Nesse sentido, frente a esses desafios, emerge como necessidade da escola

contemporânea o papel de pensar e repensar novas abordagens e organizações

educacionais. Asseverando essa ideia, podemos dizer que:

Ao ampliar o olhar sobre as possibilidades de educação para além da

escola, a escola não diminui nem restringe a importância e papel dela;

apenas aponta que as demandas de educação e proteção poderiam ser

mais bem atendidas com a articulação entre o saber escolar e os

saberes que se descobrem por meio de outras formas de educação.

(GUARÁ, 2009, p.66).

Entendemos assim que a educação escolar, nessa ótica, pode se enriquecer de

significados no processo de apropriação de novos espaços e territórios. Ao centralizar a

dimensão do tempo e de sua ampliação, que toma forma a partir do aumento da jornada

escolar, deve acontecer sempre conectada à ideia de que o horário integral também leve

a uma expansão de oportunidades para os sujeitos. A escola, nesse caso, não constitui a

principal instituição para a construção dos projetos de vida dos sujeitos.
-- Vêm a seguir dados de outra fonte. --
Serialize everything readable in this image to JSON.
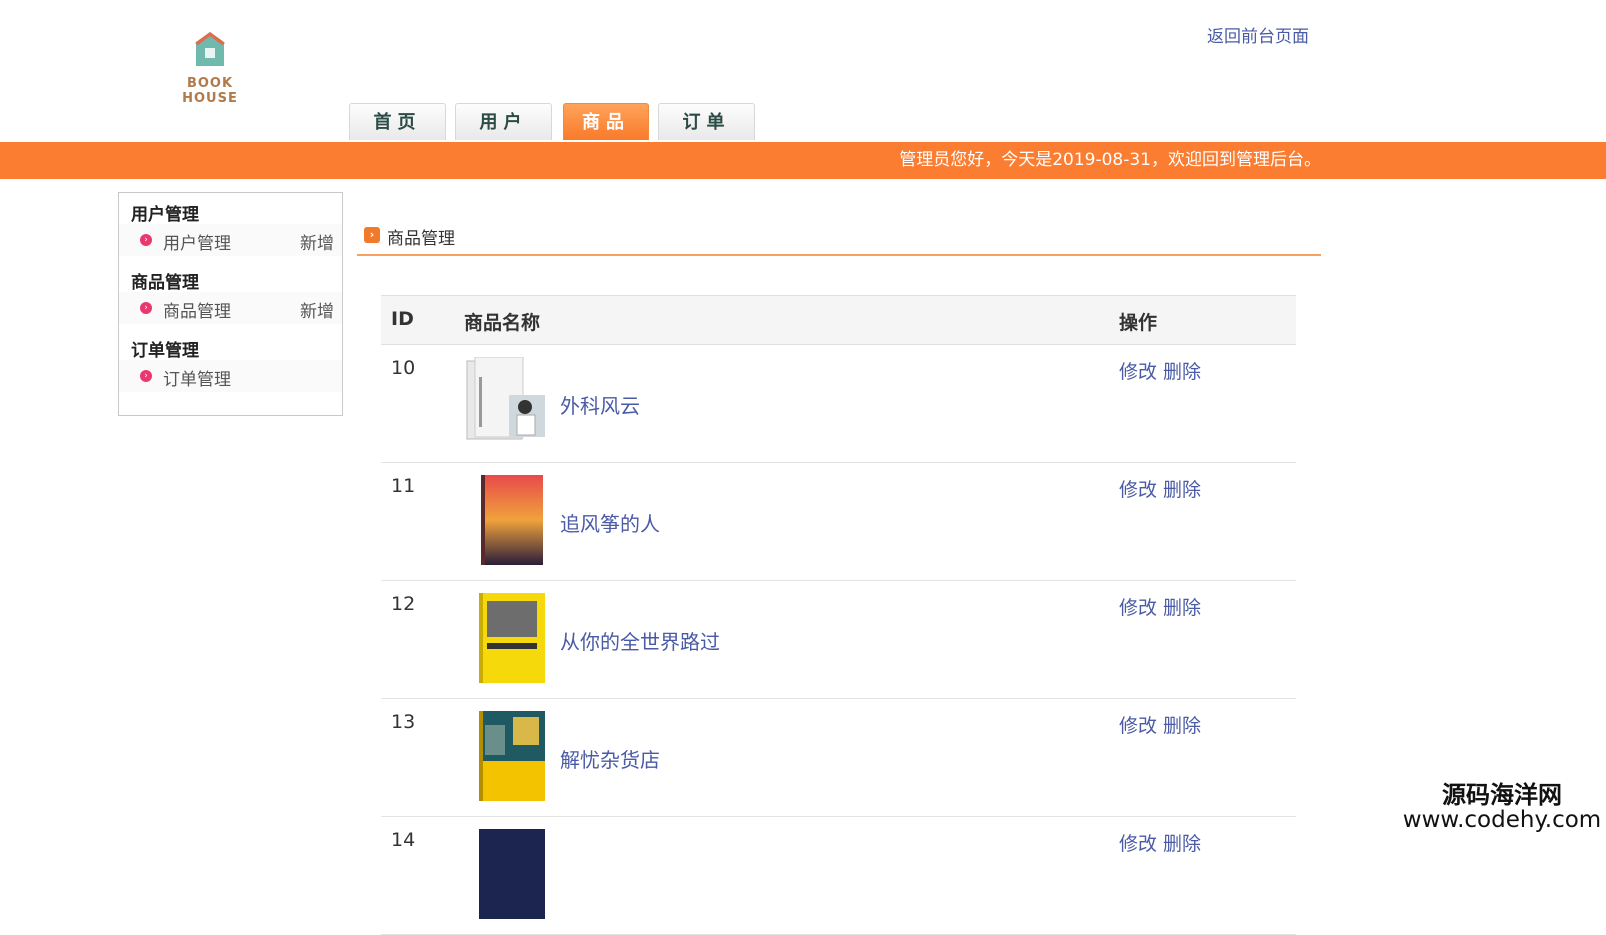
{
  "header": {
    "logo_text": "BOOK HOUSE",
    "back_link": "返回前台页面",
    "nav": [
      "首页",
      "用户",
      "商品",
      "订单"
    ],
    "nav_active_index": 2,
    "welcome": "管理员您好，今天是2019-08-31，欢迎回到管理后台。"
  },
  "sidebar": {
    "groups": [
      {
        "title": "用户管理",
        "item": "用户管理",
        "action": "新增"
      },
      {
        "title": "商品管理",
        "item": "商品管理",
        "action": "新增"
      },
      {
        "title": "订单管理",
        "item": "订单管理",
        "action": ""
      }
    ]
  },
  "main": {
    "section_title": "商品管理",
    "columns": [
      "ID",
      "商品名称",
      "操作"
    ],
    "rows": [
      {
        "id": "10",
        "name": "外科风云",
        "edit": "修改",
        "delete": "删除"
      },
      {
        "id": "11",
        "name": "追风筝的人",
        "edit": "修改",
        "delete": "删除"
      },
      {
        "id": "12",
        "name": "从你的全世界路过",
        "edit": "修改",
        "delete": "删除"
      },
      {
        "id": "13",
        "name": "解忧杂货店",
        "edit": "修改",
        "delete": "删除"
      },
      {
        "id": "14",
        "name": "",
        "edit": "修改",
        "delete": "删除"
      }
    ]
  },
  "watermark": {
    "line1": "源码海洋网",
    "line2": "www.codehy.com"
  },
  "colors": {
    "accent": "#fb7d31",
    "link": "#4a5aa5",
    "bullet": "#e8386e"
  }
}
Mas quando a

focalizamos, é essencial que a entendemos como lugar privilegiado de espaços e tempos

educativos, formadores e culturais que se fazem importantes nas vidas dos sujeitos

(ARROYO, 2001).

Do ponto de vista da educação integral para as classes populares que aqui

estamos discutindo, Arroyo (2012) ao debater a educação de tempo integral, radicaliza

ao afirmar que se oferecermos mais escola na mesma lógica ao que é verificado

historicamente pela visão tradicional do direito à escolarização, estaremos perdendo o

significado político desses programas que objetivam a promoção da educação integral

para as classes populares.

Se um turno já é tão pesado para tantos milhões de crianças e

adolescentes condenados a opressivas reprovações, repetências,

evasões, voltas e para tão extensos deveres de casa, mais uma dose do

mesmo será insuportável. (ARROYO, 2012, p.33).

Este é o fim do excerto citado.